Global leaderships are being tested by an unseen enemy. Decisions affecting the lives and livelihoods of millions are being made based on flimsy expert projections as to the behaviour of a virus that so far remains unknowable.
Almost all of the world’s wealthiest nations have chosen to lock down populations to one degree or another, suffocating their own economies in the process.
Social distancing, twinned with mammoth stimulus packages, is meant to protect the most vulnerable, whether it’s individuals existing from pay cheque to pay cheque or small businesses but it also risks a worldwide recession unseen since the Great Depression of 1929 that rendered a quarter of the world’s population unemployed.
Trump's suggestion that sufferers might be cured by physically invasive light and heat or injections of disinfectant eliciting a social media hilarity storm is indicative of a man under pressure worried that his reelection hopes are in the balance
As the weeks drag on without a viable cure or vaccine in sight at least for the foreseeable future, many in positions of power are being forced into the unenviable position of having to choose between public health and economic stability.
Caught between the clamour from the scientific community warning that opening up too early could be disastrous and business leaders furloughing employees as they struggle to ward off bankruptcy, there are no easy solutions open to those leaderships in countries where COVID-19 has tightened its vice-like tentacles.
It’s no secret that US President Donald Trump is so consumed with getting the economy back on track that he would happily set his people free from restrictions if not for the brakes imposed by scientists within his own COVID-19 task force.
His suggestion that sufferers might be cured by physically invasive light and heat or injections of disinfectant eliciting a social media hilarity storm is indicative of a man under pressure worried that his reelection hopes are in the balance.
Approval rates plunge
Trump’s approval ratings are diving almost daily. Public dissatisfaction is growing.
The MAGA hat brigades are out in force on the streets of US cities protesting lockdowns hoisting banners with messages running from “I need a haircut" to “Even pharaoh freed slaves during a plague”.
All eyes are on Georgia’s governor Brian Kemp, who has gained notoriety for his flouting of White House guidelines with an order permitting the opening of hair salons, nail bars, massage parlours and gyms. To the chagrin of the state’s mayors, Georgia has emerged as the canary in the coal mine, a voluntary test case.
The sight of lengthening queues outside food banks in the world’s wealthiest nation is not reassuring. Hungry people unable to feed their children spend their nights waiting in line for a carton of chicken and vegetables.
Elsewhere on the planet, particularly in developing nations, the situation is becoming dire. UN World Food Program (WFP) chief David Beasley predicts the virus could thrust “about three dozen countries” into famine and push 130 million on top of the 30 million people currently relying on the WFP to stay alive “to the brink of starvation by the end of 2020.”
Fear of the unknown is causing anxiety in people under stay-at-home orders.
Loneliness, boredom and separation from loved ones are exacerbating mental health issues and alcoholism while India, France and the UK are among countries reporting a surge in domestic abuse.
London’s Metropolitan Police have made 4,000 arrests relating to domestic violence over the last six weeks.
There is no doubt that leaders everywhere are carrying the heaviest of burdens on their shoulders, unimagined just a few short months ago. They are damned if they do and damned if they don’t.

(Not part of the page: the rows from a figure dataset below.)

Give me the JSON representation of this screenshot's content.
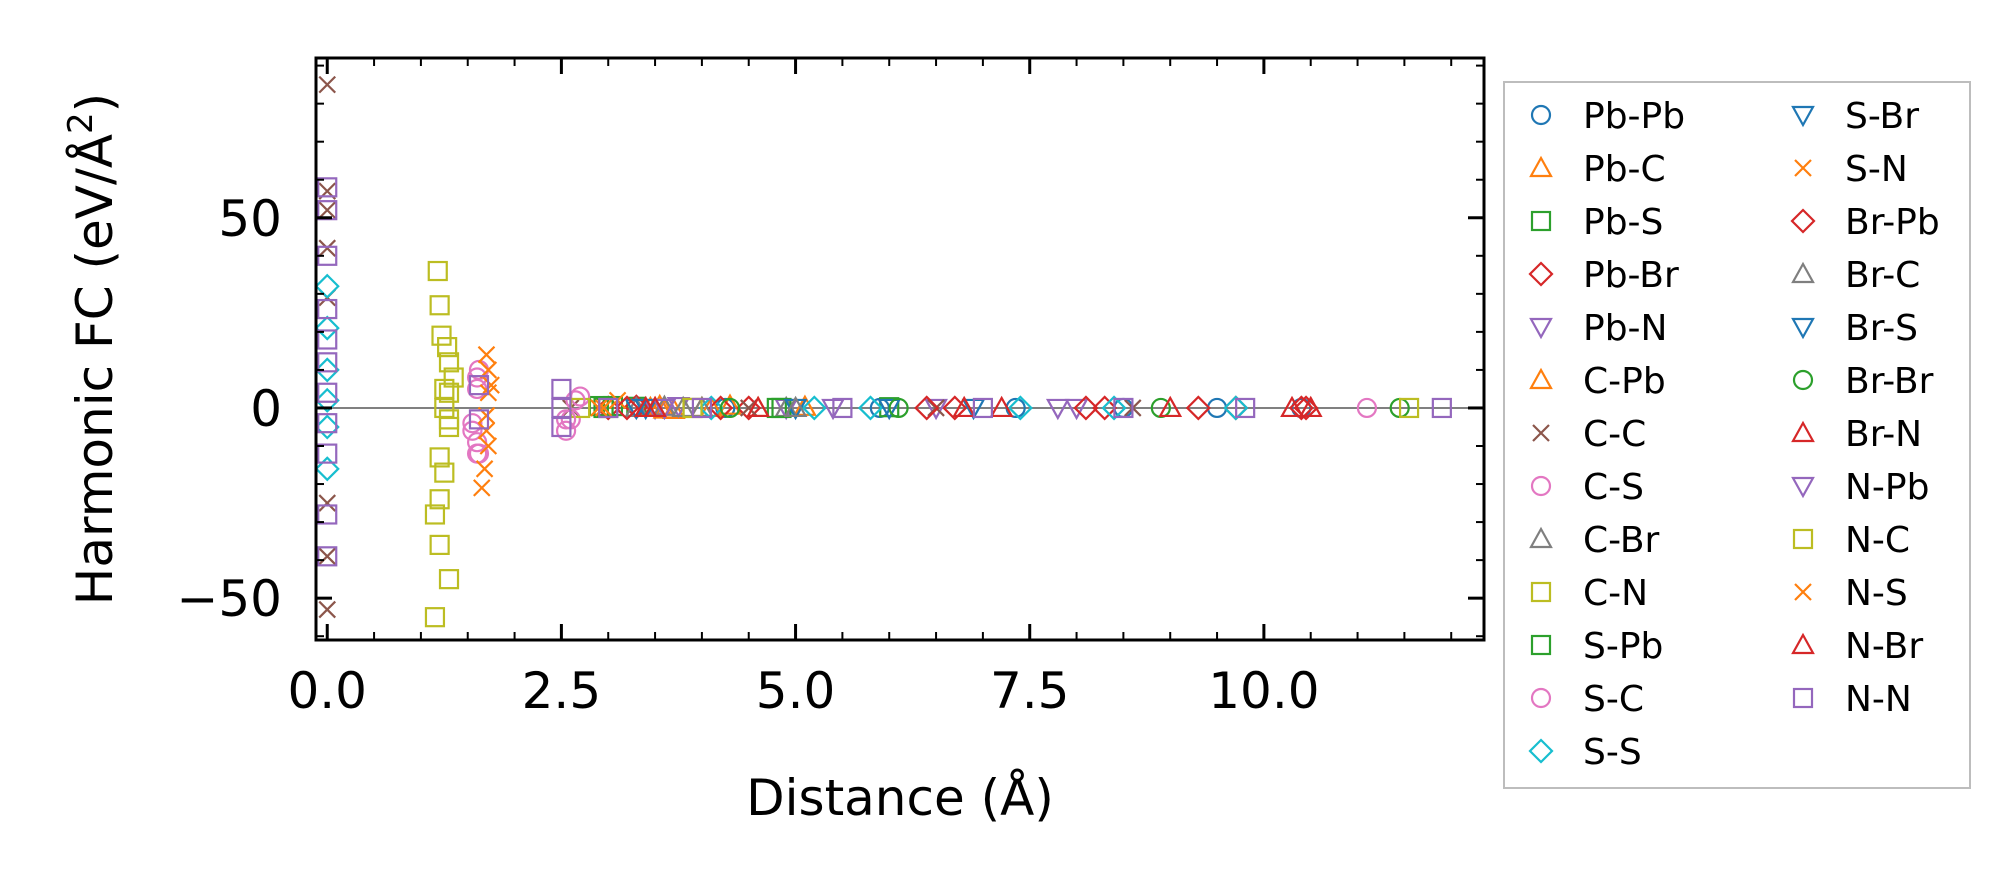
{
  "chart_data": {
    "type": "scatter",
    "xlabel": "Distance (Å)",
    "ylabel_main": "Harmonic FC (eV/Å",
    "ylabel_sup": "2",
    "ylabel_close": ")",
    "xlim": [
      -0.12,
      12.35
    ],
    "ylim": [
      -61,
      92
    ],
    "xticks": [
      0.0,
      2.5,
      5.0,
      7.5,
      10.0
    ],
    "xtick_labels": [
      "0.0",
      "2.5",
      "5.0",
      "7.5",
      "10.0"
    ],
    "yticks": [
      -50,
      0,
      50
    ],
    "ytick_labels": [
      "−50",
      "0",
      "50"
    ],
    "zero_line": 0,
    "legend_position": "outside-right",
    "series": [
      {
        "name": "Pb-Pb",
        "marker": "circle",
        "color": "#1f77b4",
        "points": [
          [
            4.25,
            0
          ],
          [
            5.9,
            0
          ],
          [
            7.35,
            0
          ],
          [
            8.5,
            0
          ],
          [
            9.5,
            0
          ],
          [
            10.4,
            0
          ]
        ]
      },
      {
        "name": "Pb-C",
        "marker": "triangle-up",
        "color": "#ff7f0e",
        "points": [
          [
            3.45,
            0
          ],
          [
            3.55,
            0.5
          ],
          [
            3.7,
            -0.5
          ],
          [
            4.0,
            0
          ],
          [
            4.3,
            0.6
          ],
          [
            4.6,
            0
          ]
        ]
      },
      {
        "name": "Pb-S",
        "marker": "square",
        "color": "#2ca02c",
        "points": [
          [
            2.9,
            0.5
          ],
          [
            3.0,
            0
          ],
          [
            3.3,
            0.3
          ],
          [
            4.8,
            0
          ],
          [
            6.0,
            0.2
          ]
        ]
      },
      {
        "name": "Pb-Br",
        "marker": "diamond",
        "color": "#d62728",
        "points": [
          [
            3.0,
            0
          ],
          [
            3.3,
            0.3
          ],
          [
            4.5,
            0
          ],
          [
            6.7,
            0
          ],
          [
            8.3,
            0
          ],
          [
            9.7,
            0
          ],
          [
            10.4,
            0
          ]
        ]
      },
      {
        "name": "Pb-N",
        "marker": "triangle-down",
        "color": "#9467bd",
        "points": [
          [
            3.5,
            0
          ],
          [
            3.75,
            0.5
          ],
          [
            4.9,
            0
          ],
          [
            6.5,
            0
          ],
          [
            8.0,
            0
          ]
        ]
      },
      {
        "name": "C-Pb",
        "marker": "triangle-up",
        "color": "#ff7f0e",
        "points": [
          [
            3.5,
            0
          ],
          [
            3.6,
            -0.4
          ],
          [
            4.1,
            0
          ],
          [
            5.1,
            0.3
          ]
        ]
      },
      {
        "name": "C-C",
        "marker": "x",
        "color": "#8c564b",
        "points": [
          [
            0,
            85
          ],
          [
            0,
            57
          ],
          [
            0,
            52
          ],
          [
            0,
            42
          ],
          [
            0,
            29
          ],
          [
            0,
            -25
          ],
          [
            0,
            -39
          ],
          [
            0,
            -53
          ],
          [
            2.6,
            0
          ],
          [
            4.5,
            0
          ],
          [
            6.5,
            0
          ],
          [
            8.6,
            0
          ]
        ]
      },
      {
        "name": "C-S",
        "marker": "circle",
        "color": "#e377c2",
        "points": [
          [
            1.62,
            -12
          ],
          [
            1.6,
            -9
          ],
          [
            1.55,
            -6
          ],
          [
            1.6,
            5
          ],
          [
            1.62,
            10
          ],
          [
            2.55,
            -6
          ],
          [
            2.6,
            -3
          ],
          [
            2.7,
            3
          ]
        ]
      },
      {
        "name": "C-Br",
        "marker": "triangle-up",
        "color": "#7f7f7f",
        "points": [
          [
            3.3,
            0
          ],
          [
            3.6,
            0.3
          ],
          [
            4.0,
            0
          ],
          [
            4.9,
            0
          ]
        ]
      },
      {
        "name": "C-N",
        "marker": "square",
        "color": "#bcbd22",
        "points": [
          [
            1.18,
            36
          ],
          [
            1.2,
            27
          ],
          [
            1.22,
            19
          ],
          [
            1.28,
            16
          ],
          [
            1.3,
            12
          ],
          [
            1.35,
            8
          ],
          [
            1.3,
            4
          ],
          [
            1.25,
            0
          ],
          [
            1.3,
            -5
          ],
          [
            1.2,
            -13
          ],
          [
            1.25,
            -17
          ],
          [
            1.2,
            -24
          ],
          [
            1.15,
            -28
          ],
          [
            1.2,
            -36
          ],
          [
            1.3,
            -45
          ],
          [
            1.15,
            -55
          ],
          [
            2.7,
            0
          ],
          [
            3.9,
            0
          ]
        ]
      },
      {
        "name": "S-Pb",
        "marker": "square",
        "color": "#2ca02c",
        "points": [
          [
            2.95,
            0
          ],
          [
            3.05,
            0.5
          ],
          [
            4.85,
            0
          ]
        ]
      },
      {
        "name": "S-C",
        "marker": "circle",
        "color": "#e377c2",
        "points": [
          [
            1.6,
            -12
          ],
          [
            1.55,
            -4
          ],
          [
            1.6,
            8
          ],
          [
            2.55,
            -3
          ],
          [
            2.65,
            2
          ],
          [
            11.1,
            0
          ]
        ]
      },
      {
        "name": "S-S",
        "marker": "diamond",
        "color": "#17becf",
        "points": [
          [
            0,
            32
          ],
          [
            0,
            21
          ],
          [
            0,
            10
          ],
          [
            0,
            2
          ],
          [
            0,
            -5
          ],
          [
            0,
            -16
          ],
          [
            4.1,
            0
          ],
          [
            5.2,
            0
          ],
          [
            5.8,
            0
          ],
          [
            7.4,
            0
          ],
          [
            8.4,
            0
          ],
          [
            9.7,
            0
          ]
        ]
      },
      {
        "name": "S-Br",
        "marker": "triangle-down",
        "color": "#1f77b4",
        "points": [
          [
            3.3,
            0
          ],
          [
            5.0,
            0
          ],
          [
            6.9,
            0
          ]
        ]
      },
      {
        "name": "S-N",
        "marker": "x",
        "color": "#ff7f0e",
        "points": [
          [
            1.7,
            14
          ],
          [
            1.72,
            10
          ],
          [
            1.75,
            6
          ],
          [
            1.7,
            -2
          ],
          [
            1.72,
            -10
          ],
          [
            1.68,
            -16
          ],
          [
            1.65,
            -21
          ],
          [
            2.9,
            0
          ],
          [
            3.1,
            2
          ]
        ]
      },
      {
        "name": "Br-Pb",
        "marker": "diamond",
        "color": "#d62728",
        "points": [
          [
            3.2,
            0
          ],
          [
            4.2,
            0
          ],
          [
            6.4,
            0
          ],
          [
            8.1,
            0
          ],
          [
            9.3,
            0
          ],
          [
            10.45,
            0
          ]
        ]
      },
      {
        "name": "Br-C",
        "marker": "triangle-up",
        "color": "#7f7f7f",
        "points": [
          [
            3.8,
            0
          ],
          [
            5.0,
            0
          ]
        ]
      },
      {
        "name": "Br-S",
        "marker": "triangle-down",
        "color": "#1f77b4",
        "points": [
          [
            3.4,
            0
          ],
          [
            6.0,
            0
          ]
        ]
      },
      {
        "name": "Br-Br",
        "marker": "circle",
        "color": "#2ca02c",
        "points": [
          [
            4.3,
            0
          ],
          [
            6.1,
            0
          ],
          [
            8.9,
            0
          ],
          [
            11.45,
            0
          ]
        ]
      },
      {
        "name": "Br-N",
        "marker": "triangle-up",
        "color": "#d62728",
        "points": [
          [
            3.4,
            0
          ],
          [
            4.6,
            0
          ],
          [
            7.2,
            0
          ],
          [
            9.0,
            0
          ],
          [
            10.5,
            0
          ]
        ]
      },
      {
        "name": "N-Pb",
        "marker": "triangle-down",
        "color": "#9467bd",
        "points": [
          [
            3.6,
            0
          ],
          [
            5.4,
            0
          ],
          [
            7.8,
            0
          ]
        ]
      },
      {
        "name": "N-C",
        "marker": "square",
        "color": "#bcbd22",
        "points": [
          [
            1.25,
            5
          ],
          [
            1.3,
            -3
          ],
          [
            3.9,
            0
          ],
          [
            11.55,
            0
          ]
        ]
      },
      {
        "name": "N-S",
        "marker": "x",
        "color": "#ff7f0e",
        "points": [
          [
            1.72,
            4
          ],
          [
            1.7,
            -6
          ],
          [
            2.95,
            0
          ]
        ]
      },
      {
        "name": "N-Br",
        "marker": "triangle-up",
        "color": "#d62728",
        "points": [
          [
            3.5,
            0
          ],
          [
            6.8,
            0
          ],
          [
            10.3,
            0
          ]
        ]
      },
      {
        "name": "N-N",
        "marker": "square",
        "color": "#9467bd",
        "points": [
          [
            0,
            58
          ],
          [
            0,
            52
          ],
          [
            0,
            40
          ],
          [
            0,
            26
          ],
          [
            0,
            18
          ],
          [
            0,
            12
          ],
          [
            0,
            4
          ],
          [
            0,
            -4
          ],
          [
            0,
            -12
          ],
          [
            0,
            -28
          ],
          [
            0,
            -39
          ],
          [
            1.62,
            6
          ],
          [
            1.62,
            -3
          ],
          [
            2.5,
            5
          ],
          [
            2.5,
            0
          ],
          [
            2.5,
            -5
          ],
          [
            3.0,
            0
          ],
          [
            4.0,
            0
          ],
          [
            5.5,
            0
          ],
          [
            7.0,
            0
          ],
          [
            8.5,
            0
          ],
          [
            9.8,
            0
          ],
          [
            11.9,
            0
          ]
        ]
      }
    ]
  }
}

Britain’s newly-recuperated Prime Minister Boris Johnson will be met with an unpalatable decision when he resumes work at Number Ten on Monday. His cabinet is split between five hawks, two doves and five fence-sitters on the question of when to end the lockdown.
Unlock the cell doors
Against a backdrop of headlines reading “Britain’s economy sinks into deep freeze as output plummets” and “Coronavirus lockdown tips UK economy into biggest slump on record” it is little wonder that some members of the government are impatient to unlock the cell doors. But on the other hand there are no signs that the virus is abating.
On Sunday, the death toll made grim reading; it has surpassed 20,000 with the addition of 813 new deaths in a single day — besides those who passed away in care facilities or at home.
How Johnson can justify a partial or full return to normality in light of such damning statistics coupled with news that Japan and Singapore that were formerly praised for their handling of the crisis are experiencing a second wave of infections may be a challenge too great.
Now is not the time for the blame game. There is no playbook or successful historical precedent to follow. Everyone on Earth wants their lives back and every government is working towards that aim in the best way they can.
This is no time for forensics so until that promised light at the end of the tunnel emerges how about we give those weighted down with life and death decisions a break!
— Linda S. Heard is an award-winning British political columnist and guest television commentator with a focus on the Middle East.